March 6, 2019
Apple CEO Tim Cook recently published a letter to Apple shareholders, addressing the company’s decline in iPhone sales. On the bright side, Apple’s non-iPhone revenue continues to grow almost nineteen percent per year. Apple wearables experienced over $10 billion in sales in the year ended September 2018, which Cook says is already “fifty percent more than iPod was at its peak.” With sales of products like the Apple Watch and AirPods growing almost fifty percent year-over-year, Apple’s future success may be dependent on a shift towards wearable products.
As discussed in an Inverse article, a patent application by Apple was recently published, titled “Fabric-Based Items With Electrical Component Arrays”. The patent describes a fabric-based item intertwined with electrical components. The technology is still in progress as there are several engineering challenges. For example, electrical components must be safely weaved into the fabric without causing damage if bent or stretched.

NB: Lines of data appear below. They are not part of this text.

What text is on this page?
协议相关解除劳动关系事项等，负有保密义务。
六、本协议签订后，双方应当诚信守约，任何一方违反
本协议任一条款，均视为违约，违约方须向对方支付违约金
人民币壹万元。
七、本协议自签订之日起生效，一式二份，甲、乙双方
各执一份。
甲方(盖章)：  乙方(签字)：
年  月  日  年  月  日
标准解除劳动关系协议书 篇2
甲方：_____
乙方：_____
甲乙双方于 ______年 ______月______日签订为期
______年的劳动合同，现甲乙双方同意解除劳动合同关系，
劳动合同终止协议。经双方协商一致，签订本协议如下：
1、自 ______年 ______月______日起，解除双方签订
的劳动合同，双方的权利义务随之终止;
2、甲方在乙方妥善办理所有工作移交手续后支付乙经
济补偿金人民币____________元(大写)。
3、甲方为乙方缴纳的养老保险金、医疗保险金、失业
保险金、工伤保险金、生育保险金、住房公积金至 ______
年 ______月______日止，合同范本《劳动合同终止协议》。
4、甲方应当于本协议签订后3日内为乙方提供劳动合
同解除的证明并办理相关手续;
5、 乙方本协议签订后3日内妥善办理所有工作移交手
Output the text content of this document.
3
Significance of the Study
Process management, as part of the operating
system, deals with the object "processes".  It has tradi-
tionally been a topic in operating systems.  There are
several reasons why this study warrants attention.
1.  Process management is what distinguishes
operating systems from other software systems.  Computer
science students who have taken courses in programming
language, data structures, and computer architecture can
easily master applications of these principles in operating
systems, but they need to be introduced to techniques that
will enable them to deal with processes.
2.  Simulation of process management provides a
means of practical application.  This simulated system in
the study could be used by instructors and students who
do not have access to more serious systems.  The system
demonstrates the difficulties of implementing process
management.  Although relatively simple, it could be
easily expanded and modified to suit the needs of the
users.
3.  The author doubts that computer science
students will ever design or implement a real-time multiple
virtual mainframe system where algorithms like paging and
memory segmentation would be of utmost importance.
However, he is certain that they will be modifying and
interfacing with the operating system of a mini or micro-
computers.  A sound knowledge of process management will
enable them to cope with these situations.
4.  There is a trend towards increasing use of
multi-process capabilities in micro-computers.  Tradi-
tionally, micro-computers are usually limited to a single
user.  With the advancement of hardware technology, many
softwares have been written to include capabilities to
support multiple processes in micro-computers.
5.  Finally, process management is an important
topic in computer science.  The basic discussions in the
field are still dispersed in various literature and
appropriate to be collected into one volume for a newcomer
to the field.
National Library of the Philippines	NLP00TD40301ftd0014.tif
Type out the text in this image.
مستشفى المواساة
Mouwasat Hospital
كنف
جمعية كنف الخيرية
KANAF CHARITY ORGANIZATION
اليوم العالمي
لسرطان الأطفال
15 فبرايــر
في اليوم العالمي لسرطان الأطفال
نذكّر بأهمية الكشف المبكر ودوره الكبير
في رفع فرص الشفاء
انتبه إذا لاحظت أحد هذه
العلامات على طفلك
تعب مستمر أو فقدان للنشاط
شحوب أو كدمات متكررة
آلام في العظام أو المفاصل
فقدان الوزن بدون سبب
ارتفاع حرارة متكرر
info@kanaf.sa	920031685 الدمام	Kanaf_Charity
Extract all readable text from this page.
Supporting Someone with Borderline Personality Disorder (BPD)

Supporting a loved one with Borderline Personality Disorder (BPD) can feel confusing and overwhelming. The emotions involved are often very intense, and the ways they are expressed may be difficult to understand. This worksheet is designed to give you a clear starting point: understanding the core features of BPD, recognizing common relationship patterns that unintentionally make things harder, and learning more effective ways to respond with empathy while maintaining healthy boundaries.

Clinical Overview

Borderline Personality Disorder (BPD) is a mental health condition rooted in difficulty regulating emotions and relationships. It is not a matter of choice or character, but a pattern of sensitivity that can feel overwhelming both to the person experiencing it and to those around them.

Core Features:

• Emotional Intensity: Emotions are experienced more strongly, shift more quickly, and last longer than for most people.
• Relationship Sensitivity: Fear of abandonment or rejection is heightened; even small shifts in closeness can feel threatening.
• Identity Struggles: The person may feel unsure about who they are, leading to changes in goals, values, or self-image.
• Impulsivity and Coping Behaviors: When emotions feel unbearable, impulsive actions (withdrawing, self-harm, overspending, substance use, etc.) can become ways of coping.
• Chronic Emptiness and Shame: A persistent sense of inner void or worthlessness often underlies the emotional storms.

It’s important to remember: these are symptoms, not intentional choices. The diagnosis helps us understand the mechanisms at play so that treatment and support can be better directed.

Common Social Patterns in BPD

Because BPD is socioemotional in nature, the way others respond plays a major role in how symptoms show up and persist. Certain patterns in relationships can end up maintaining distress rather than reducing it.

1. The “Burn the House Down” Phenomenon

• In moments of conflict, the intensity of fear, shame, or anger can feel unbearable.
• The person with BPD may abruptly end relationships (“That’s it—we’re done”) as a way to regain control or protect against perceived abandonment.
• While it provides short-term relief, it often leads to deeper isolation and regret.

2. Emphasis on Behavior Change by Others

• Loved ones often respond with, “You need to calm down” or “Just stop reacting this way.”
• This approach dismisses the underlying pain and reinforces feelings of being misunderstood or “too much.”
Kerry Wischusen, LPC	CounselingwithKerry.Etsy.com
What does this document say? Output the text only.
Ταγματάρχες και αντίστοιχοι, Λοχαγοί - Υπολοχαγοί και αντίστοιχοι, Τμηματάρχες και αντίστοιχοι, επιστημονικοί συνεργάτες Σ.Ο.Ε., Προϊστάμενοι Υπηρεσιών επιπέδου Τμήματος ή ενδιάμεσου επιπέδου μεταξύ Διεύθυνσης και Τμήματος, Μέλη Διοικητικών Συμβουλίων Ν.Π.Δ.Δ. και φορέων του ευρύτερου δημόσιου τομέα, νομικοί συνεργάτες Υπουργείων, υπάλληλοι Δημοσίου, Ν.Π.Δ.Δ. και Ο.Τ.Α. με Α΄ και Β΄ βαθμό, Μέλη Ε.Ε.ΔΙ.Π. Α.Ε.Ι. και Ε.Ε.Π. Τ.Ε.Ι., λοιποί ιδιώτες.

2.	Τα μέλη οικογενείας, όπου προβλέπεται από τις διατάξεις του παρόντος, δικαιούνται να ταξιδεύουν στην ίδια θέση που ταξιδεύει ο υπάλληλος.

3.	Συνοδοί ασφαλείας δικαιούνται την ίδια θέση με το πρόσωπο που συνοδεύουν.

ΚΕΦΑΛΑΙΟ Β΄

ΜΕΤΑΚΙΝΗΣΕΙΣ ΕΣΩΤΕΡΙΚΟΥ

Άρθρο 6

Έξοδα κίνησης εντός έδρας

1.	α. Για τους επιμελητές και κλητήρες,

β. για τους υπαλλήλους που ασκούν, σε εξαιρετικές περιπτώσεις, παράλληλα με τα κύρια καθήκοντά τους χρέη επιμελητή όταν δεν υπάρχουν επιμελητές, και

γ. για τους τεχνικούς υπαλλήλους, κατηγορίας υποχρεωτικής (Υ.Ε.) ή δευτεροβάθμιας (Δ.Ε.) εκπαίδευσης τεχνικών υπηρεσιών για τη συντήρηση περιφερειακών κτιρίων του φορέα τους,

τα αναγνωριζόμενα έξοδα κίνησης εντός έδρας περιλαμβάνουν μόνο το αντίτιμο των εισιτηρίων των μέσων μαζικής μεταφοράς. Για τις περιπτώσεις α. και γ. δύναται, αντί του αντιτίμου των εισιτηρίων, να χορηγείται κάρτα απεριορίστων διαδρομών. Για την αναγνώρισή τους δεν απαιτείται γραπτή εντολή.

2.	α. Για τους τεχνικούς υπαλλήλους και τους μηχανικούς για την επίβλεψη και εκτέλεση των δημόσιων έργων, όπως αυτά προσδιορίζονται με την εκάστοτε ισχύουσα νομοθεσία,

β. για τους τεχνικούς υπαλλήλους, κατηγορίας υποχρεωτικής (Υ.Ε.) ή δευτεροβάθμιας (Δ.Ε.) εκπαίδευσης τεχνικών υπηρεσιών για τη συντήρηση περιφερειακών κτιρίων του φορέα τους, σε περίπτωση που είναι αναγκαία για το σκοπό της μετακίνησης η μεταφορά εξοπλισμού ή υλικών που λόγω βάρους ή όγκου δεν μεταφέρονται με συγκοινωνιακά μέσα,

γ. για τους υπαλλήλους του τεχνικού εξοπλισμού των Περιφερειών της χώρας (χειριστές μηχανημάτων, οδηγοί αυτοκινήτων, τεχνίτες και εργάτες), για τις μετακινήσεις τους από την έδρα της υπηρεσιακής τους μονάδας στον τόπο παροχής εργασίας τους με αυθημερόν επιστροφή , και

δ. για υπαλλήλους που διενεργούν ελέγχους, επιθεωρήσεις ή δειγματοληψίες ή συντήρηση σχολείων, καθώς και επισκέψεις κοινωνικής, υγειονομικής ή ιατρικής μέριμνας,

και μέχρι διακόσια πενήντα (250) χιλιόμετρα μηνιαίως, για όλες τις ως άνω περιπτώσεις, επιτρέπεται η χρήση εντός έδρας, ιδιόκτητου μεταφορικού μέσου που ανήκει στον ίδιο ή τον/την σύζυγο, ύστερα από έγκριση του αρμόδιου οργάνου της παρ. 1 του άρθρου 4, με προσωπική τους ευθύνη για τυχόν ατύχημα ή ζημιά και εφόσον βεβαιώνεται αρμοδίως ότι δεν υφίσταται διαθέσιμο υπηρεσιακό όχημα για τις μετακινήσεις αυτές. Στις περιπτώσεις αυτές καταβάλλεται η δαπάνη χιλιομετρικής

Apple has been granted similar smart clothing patents in the past. If Apple can successfully integrate a flexible electrical circuit into fabric, products such as wrist bands, clothing, furniture, and wallets with embedded screens may be the next big trend. Smart clothing technology could be used to transform traditional iPhones and iPads to screens on your sleeve. The technology could also be used to monitor vital signs, such as body temperature, heart rate and respiration.
Apple is not the only company in pursuit of smart clothing. In 2017, Google released a smart jacket in partnership with Levi. The denim jacket uses Google’s Jacquard technology to connect wirelessly to a smart phone and lets users control audio, navigation, receive alerts, and more with the sleeve of their jacket. So far, the jacket appears to have received mixed reviews.
As to Apple’s ability to innovate in this segment, Cook assured shareholders that the company is committed to flexibility, adaptability and creativity, and confirmed that new products are in the pipeline.